Footage of Harlins, Ty and Shinese’s stomping grounds made up the elements of the film: the paths they’d take, the bus routes they’d ride, the places they’d play. Young Black girls from South Central Los Angeles made appearances to help retell Harlins’ story.

Often, Allison and creative producer Janice Duncan would walk around Harlins’ neighborhood just to feel the energy and spirit of the 15-year-old. Allison called the finished product a “spiritual archive.” Her small team, including creative producer Fam Udeorji, Aubrey Aden-Buie and Elisa Gambino, was intentional. When Allison felt stuck, she would write a letter to Harlins, always engaging with her spirit.

“Everyone that was a part of this understood the importance of — we’re all coming together to retell Latasha’s story, we’re all coming together to lift up Latasha, to hold these Black women, and also to allow South Central to continue to heal through this,” Allison said.

A still from "A Love Song For Latasha." It’s taken nearly three decades for the world to acknowledge the fullness of Harlins’ life, honor her appropriately and bring healing to a community.
A still from "A Love Song For Latasha." It’s taken nearly three decades for the world to acknowledge the fullness of Harlins’ life, honor her appropriately and bring healing to a community.
Netflix

Allison said it was eye-opening to see how many Black women in the community hadn’t gotten the opportunity to heal from Harlins’ death until watching the film.

“There have been many Black women I’ve spoken to who told me until they saw the film, they didn’t realize how much they carried Latasha’s death, how much they had to carry the visual of seeing Latasha killed,” she said. “So what did it mean for us to undo all of that and say, ‘Well, here’s a new archive for us to remember Latasha.’ Because for me, I was really inspired by the history of Black folks having oral storytelling, oral history, when so much about archive has been erased or hasn’t been properly preserved.”

Ty and Shinese found healing through this film as well. Ty, who was supposed to go to law school with Harlins, picked back up on the last few credits of her criminal justice degree when the film began making its festival rounds. Shinese has built on the foundation that her mother, Denise, laid with the Latasha Harlins Justice Committee by stepping in to lead.

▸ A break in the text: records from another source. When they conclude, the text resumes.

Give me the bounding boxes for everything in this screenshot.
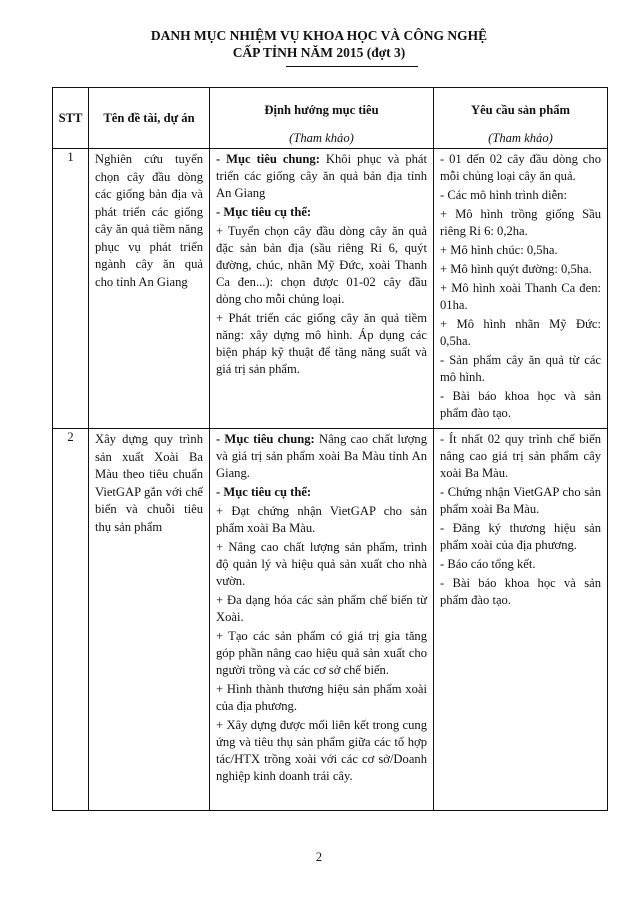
- row-products: [434, 429, 608, 811]
- goal-item-label: - Mục tiêu chung:: [216, 152, 320, 166]
- header-product-label: Yêu cầu sản phẩm: [470, 103, 571, 117]
- goal-item-label: - Mục tiêu chung:: [216, 432, 315, 446]
- product-item: - Đăng ký thương hiệu sản phẩm xoài của địa phương.: [440, 521, 601, 552]
- goal-item-label: - Mục tiêu cụ thể:: [216, 485, 312, 499]
- product-item: + Mô hình chúc: 0,5ha.: [440, 243, 558, 257]
- goal-item: + Đa dạng hóa các sản phẩm chế biến từ Xoài.: [216, 593, 427, 624]
- product-item: - Chứng nhận VietGAP cho sản phẩm xoài Ba Màu.: [440, 485, 601, 516]
- product-item: - Các mô hình trình diễn:: [440, 188, 567, 202]
- table-header-row: [53, 88, 608, 149]
- goal-item: + Tạo các sản phẩm có giá trị gia tăng góp phần nâng cao hiệu quả sản xuất cho người trồng và các cơ sở chế biến.: [216, 629, 427, 677]
- document-title: [0, 27, 638, 61]
- goal-item: [216, 484, 427, 501]
- goal-item: + Hình thành thương hiệu sản phẩm xoài của địa phương.: [216, 682, 427, 713]
- goal-item: [216, 151, 427, 202]
- row-products: [434, 149, 608, 429]
- product-item: - Báo cáo tổng kết.: [440, 557, 536, 571]
- goal-item: + Phát triển các giống cây ăn quả tiềm năng: xây dựng mô hình. Áp dụng các biện pháp kỹ thuật để tăng năng suất và giá trị sản phẩm.: [216, 311, 427, 376]
- goal-item: [216, 431, 427, 482]
- header-goal: [210, 88, 434, 149]
- product-item: - Ít nhất 02 quy trình chế biến nâng cao giá trị sản phẩm cây xoài Ba Màu.: [440, 432, 601, 480]
- product-item: - 01 đến 02 cây đầu dòng cho mỗi chủng loại cây ăn quả.: [440, 152, 601, 183]
- row-goal: [210, 149, 434, 429]
- title-line-1: DANH MỤC NHIỆM VỤ KHOA HỌC VÀ CÔNG NGHỆ: [150, 28, 488, 43]
- goal-item: + Tuyển chọn cây đầu dòng cây ăn quả đặc sản bản địa (sầu riêng Ri 6, quýt đường, chúc, nhãn Mỹ Đức, xoài Thanh Ca đen...): chọn được 01-02 cây đầu dòng cho mỗi chủng loại.: [216, 224, 427, 306]
- header-goal-label: Định hướng mục tiêu: [264, 103, 379, 117]
- title-line-2: CẤP TỈNH NĂM 2015 (đợt 3): [232, 45, 406, 60]
- goal-item: + Xây dựng được mối liên kết trong cung ứng và tiêu thụ sản phẩm giữa các tổ hợp tác/HTX trồng xoài với các cơ sở/Doanh nghiệp kinh doanh trái cây.: [216, 718, 427, 783]
- table-row: [53, 429, 608, 811]
- goal-item-text: Nâng cao chất lượng và giá trị sản phẩm xoài Ba Màu tỉnh An Giang.: [216, 432, 428, 480]
- goal-item: + Nâng cao chất lượng sản phẩm, trình độ quản lý và hiệu quả sản xuất cho nhà vườn.: [216, 540, 427, 588]
- product-item: - Bài báo khoa học và sản phẩm đào tạo.: [440, 389, 601, 420]
- row-name: Nghiên cứu tuyển chọn cây đầu dòng các giống bản địa và phát triển các giống cây ăn quả tiềm năng phục vụ phát triển ngành cây ăn quả cho tỉnh An Giang: [89, 149, 210, 429]
- row-name: Xây dựng quy trình sản xuất Xoài Ba Màu theo tiêu chuẩn VietGAP gắn với chế biến và chuỗi tiêu thụ sản phẩm: [89, 429, 210, 811]
- header-name: Tên đề tài, dự án: [89, 88, 210, 149]
- product-item: + Mô hình nhãn Mỹ Đức: 0,5ha.: [440, 317, 601, 348]
- product-item: - Bài báo khoa học và sản phẩm đào tạo.: [440, 576, 601, 607]
- page-number: 2: [315, 850, 323, 864]
- row-stt: 1: [53, 149, 89, 429]
- table-row: [53, 149, 608, 429]
- product-item: + Mô hình trồng giống Sầu riêng Ri 6: 0,2ha.: [440, 207, 601, 238]
- goal-item-text: Khôi phục và phát triển các giống cây ăn quả bản địa tỉnh An Giang: [216, 152, 428, 200]
- product-item: - Sản phẩm cây ăn quả từ các mô hình.: [440, 353, 601, 384]
- product-item: + Mô hình xoài Thanh Ca đen: 01ha.: [440, 281, 601, 312]
- task-table: [52, 87, 608, 811]
- goal-item: [216, 204, 427, 221]
- row-goal: [210, 429, 434, 811]
- product-item: + Mô hình quýt đường: 0,5ha.: [440, 262, 592, 276]
- title-underline: [286, 66, 418, 67]
- header-product-note: (Tham khảo): [488, 131, 553, 145]
- goal-item-label: - Mục tiêu cụ thể:: [216, 205, 312, 219]
- row-stt: 2: [53, 429, 89, 811]
- header-goal-note: (Tham khảo): [289, 131, 354, 145]
- header-product: [434, 88, 608, 149]
- goal-item: + Đạt chứng nhận VietGAP cho sản phẩm xoài Ba Màu.: [216, 504, 427, 535]
- header-stt: STT: [53, 88, 89, 149]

It’s taken nearly three decades for the world to acknowledge the fullness of Harlins’ life, honor her appropriately and bring healing to a community. Unsurprisingly, that is because a Black woman did the work to make it happen. Through Allison’s film, people can see the intimate joy Harlins, Ty and Shinese shared as children. They held each other down in a way only Black sisterhood allows. They were each other’s sacred space.

“For me, that was the most beautiful thing to witness,” she said, “that we, as Black folks and Black women, we experience these traumatic moments, but we have a secret language and a sisterhood that will allow us to move through that, and will allow us to heal, that will allow us to feel held and seen with each other.”

Allison hopes to encourage other Black girls to take hold of their archives and narratives as well. With Netflix, she’s been able to partner with A Long Walk Home, a nonprofit organization in Chicago that centers Black girls, to guide students in creating their own art in response to the film. She said that her priority is making sure Black girls know the value of defining their own story.

“I’m often so conflicted with this idea: How do we, as Black women, make folks care? And I don’t think that’s our responsibility anymore,” the Oscar nominee said. “It should never have been our responsibility. So I want Black women and Black girls to just continue holding space for one another and telling their story and reimagining their archive and their narrative, and knowing the agency they hold and building their future.”